Make sure you fully understand all the risks by getting the appropriate disclosures, prospectuses and participation agreements up front. Have the lawyers on your team review them. Ask your investment advisor what would happen if you were to lose all of your money in this deal. How would it impact your current lifestyle and future goals? What are the fees associated with the transaction; are they reasonable?
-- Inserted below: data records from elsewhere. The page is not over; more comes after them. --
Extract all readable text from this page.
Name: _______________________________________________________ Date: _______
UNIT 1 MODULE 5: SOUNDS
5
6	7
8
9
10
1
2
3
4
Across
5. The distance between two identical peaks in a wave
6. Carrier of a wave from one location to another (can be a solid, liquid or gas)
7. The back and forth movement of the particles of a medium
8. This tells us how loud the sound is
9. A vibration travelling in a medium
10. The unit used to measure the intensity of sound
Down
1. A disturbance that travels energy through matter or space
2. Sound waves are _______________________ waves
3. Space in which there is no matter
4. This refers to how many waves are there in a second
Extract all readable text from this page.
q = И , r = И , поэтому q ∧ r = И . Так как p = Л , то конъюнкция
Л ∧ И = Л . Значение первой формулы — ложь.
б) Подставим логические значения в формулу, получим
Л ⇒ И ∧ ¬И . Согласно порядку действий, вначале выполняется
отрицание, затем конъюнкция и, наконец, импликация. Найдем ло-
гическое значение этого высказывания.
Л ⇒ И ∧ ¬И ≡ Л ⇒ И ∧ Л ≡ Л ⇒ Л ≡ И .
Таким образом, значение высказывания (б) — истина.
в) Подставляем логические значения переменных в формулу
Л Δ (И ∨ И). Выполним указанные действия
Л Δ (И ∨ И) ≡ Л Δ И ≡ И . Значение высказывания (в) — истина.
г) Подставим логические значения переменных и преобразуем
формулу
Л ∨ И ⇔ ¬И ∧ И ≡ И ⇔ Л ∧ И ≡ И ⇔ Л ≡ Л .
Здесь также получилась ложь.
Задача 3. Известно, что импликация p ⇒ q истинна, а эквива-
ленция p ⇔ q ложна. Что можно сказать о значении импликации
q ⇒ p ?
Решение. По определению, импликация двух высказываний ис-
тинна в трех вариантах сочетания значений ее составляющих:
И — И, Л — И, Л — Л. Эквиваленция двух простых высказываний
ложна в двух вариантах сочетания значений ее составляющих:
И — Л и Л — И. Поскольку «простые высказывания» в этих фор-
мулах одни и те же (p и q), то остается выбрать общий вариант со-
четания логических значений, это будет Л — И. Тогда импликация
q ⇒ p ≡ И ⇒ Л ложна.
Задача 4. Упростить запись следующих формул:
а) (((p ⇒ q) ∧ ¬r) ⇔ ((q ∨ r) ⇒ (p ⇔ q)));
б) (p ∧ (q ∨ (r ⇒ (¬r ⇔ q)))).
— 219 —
Most of all, don’t fall for the emotional trap of following your friends or idols into an investment fund or project. Even if it is a solid opportunity, that doesn’t mean it’s right for you at this time. If you’re not sure of what you’re getting into — just because you love eating doesn’t mean you know how to run a restaurant chain — be sure to have somebody on your financial team who is.
The end game
Keep in mind, nobody has a track record that works 100% of the time. Just like an athlete can’t guarantee his or her absolute best performance in every single game, even professional investors lose money on some investments. If someone has a proposal to make you wealthy based on one investment — as alluring as it may sound — think long and hard about the risks and what might happen if the investment does not turn out as promised.
You can only control what you know. By assembling a winning team that is truly obligated to operate in your best interests, doing your research, remaining diversified, and paying attention to where your money is and what it’s doing, you can better defend against some of the misfortunes others with newfound wealth have experienced and reach your goal line.